Measuring AI/ML applications
GMT can also measure AI/ML workloads.
Example for ML workload
See our example ML example application to have a usage scenario for a simple Python ML workload to get started.
Example for GenAI Text LLM workload
The simplest way is to use ollama as a manager and encapsulate it inside of the GMT.
See our example ollama LLM example application to have a usage scenario to get started. This contains a usage scenario to run on the CPU only and one that runs on the GPU.
For the latter scenario you can see that the GPU must be activated for the docker container by passing the docker run arg --gpus=all. This functionaly requires the NVIDIA container toolkit to be installed on your host.
Quick LLM query measuring
Since LLM chat queries are so common GMT comes with a quick measurement function for that.
In the root folder you find the run-template.sh file.
Measure a sample query like this: bash run-template.sh ai "How cool is the GMT?"
It will download ollama, setup the containers and download an example model (gemma3:1b). Once you got this quick measurement running iterate on it by using our our example ollama LLM example application.
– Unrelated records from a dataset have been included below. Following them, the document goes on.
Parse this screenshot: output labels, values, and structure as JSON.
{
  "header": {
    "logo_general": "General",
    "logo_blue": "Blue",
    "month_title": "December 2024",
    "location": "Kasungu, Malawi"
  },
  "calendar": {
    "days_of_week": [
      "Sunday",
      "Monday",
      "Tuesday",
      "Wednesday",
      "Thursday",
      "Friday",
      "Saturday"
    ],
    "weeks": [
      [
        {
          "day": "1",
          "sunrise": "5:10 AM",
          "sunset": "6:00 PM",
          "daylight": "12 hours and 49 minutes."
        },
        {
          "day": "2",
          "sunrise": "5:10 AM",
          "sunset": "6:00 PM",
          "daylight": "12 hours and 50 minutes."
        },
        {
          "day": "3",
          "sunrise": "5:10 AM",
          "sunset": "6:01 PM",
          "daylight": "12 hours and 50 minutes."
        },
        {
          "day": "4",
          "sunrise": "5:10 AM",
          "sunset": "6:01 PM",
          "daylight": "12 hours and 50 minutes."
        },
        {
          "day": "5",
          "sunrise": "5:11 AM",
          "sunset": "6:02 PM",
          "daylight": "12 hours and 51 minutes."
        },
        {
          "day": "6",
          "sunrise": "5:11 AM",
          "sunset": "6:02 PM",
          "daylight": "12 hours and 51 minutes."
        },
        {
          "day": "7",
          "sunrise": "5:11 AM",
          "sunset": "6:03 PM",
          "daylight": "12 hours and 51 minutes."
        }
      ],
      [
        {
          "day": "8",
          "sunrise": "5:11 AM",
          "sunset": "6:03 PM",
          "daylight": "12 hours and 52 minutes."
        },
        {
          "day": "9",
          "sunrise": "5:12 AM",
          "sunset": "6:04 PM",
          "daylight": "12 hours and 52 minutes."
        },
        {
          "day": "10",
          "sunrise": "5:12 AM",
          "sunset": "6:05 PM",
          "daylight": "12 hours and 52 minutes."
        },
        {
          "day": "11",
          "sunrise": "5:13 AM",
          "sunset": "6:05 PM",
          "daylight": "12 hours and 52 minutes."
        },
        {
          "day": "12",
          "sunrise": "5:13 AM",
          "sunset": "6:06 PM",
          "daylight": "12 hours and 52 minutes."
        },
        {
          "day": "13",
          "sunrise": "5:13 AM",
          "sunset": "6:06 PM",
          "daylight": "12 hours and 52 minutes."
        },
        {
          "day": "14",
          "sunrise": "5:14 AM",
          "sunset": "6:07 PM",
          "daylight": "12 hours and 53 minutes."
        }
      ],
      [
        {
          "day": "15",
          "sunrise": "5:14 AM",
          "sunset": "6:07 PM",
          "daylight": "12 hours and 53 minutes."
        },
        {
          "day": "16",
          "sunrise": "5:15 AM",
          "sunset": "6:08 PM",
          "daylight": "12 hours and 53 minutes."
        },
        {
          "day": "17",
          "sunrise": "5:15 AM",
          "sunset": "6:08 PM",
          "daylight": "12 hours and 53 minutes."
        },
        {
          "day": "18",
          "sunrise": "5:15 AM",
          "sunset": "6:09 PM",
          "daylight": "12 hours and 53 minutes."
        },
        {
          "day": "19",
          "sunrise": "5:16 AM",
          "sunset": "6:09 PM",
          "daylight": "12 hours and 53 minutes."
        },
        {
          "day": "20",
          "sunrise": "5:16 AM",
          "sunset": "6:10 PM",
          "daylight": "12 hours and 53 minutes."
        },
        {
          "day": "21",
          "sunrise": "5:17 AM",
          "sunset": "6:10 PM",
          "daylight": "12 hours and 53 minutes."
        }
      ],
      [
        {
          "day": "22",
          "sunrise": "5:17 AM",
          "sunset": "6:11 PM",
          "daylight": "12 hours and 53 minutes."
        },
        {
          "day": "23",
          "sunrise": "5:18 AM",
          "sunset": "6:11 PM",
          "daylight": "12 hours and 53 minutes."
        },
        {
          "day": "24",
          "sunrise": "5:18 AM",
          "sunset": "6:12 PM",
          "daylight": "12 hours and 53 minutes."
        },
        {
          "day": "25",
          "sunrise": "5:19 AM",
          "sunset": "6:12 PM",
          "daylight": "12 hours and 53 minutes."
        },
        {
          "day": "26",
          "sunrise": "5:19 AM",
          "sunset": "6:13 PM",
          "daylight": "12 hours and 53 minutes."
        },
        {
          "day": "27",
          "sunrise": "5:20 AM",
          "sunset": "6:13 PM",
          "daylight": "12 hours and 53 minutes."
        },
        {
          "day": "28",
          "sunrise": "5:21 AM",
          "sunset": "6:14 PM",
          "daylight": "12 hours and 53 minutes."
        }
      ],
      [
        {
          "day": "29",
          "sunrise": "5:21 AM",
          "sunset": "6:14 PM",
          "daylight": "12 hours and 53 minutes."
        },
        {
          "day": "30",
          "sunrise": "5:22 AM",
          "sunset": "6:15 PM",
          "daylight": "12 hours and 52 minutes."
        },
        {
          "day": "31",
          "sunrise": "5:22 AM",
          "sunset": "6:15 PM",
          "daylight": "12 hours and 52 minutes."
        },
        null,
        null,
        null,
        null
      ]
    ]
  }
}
Bonus tip: If you apply --quick to the run-template.sh call the measurement is quicker for debugging purposes. However results will be not as reliable. Use only for debugging!
Trying out our hosted service
We operate green-coding.ai as a simple demo vertical that uses the underlying Green Metrics Tool Cluster Hosted Service →.
Check it out if you do not feel like installing the GMT and just want to get carbon and energy info on single prompts.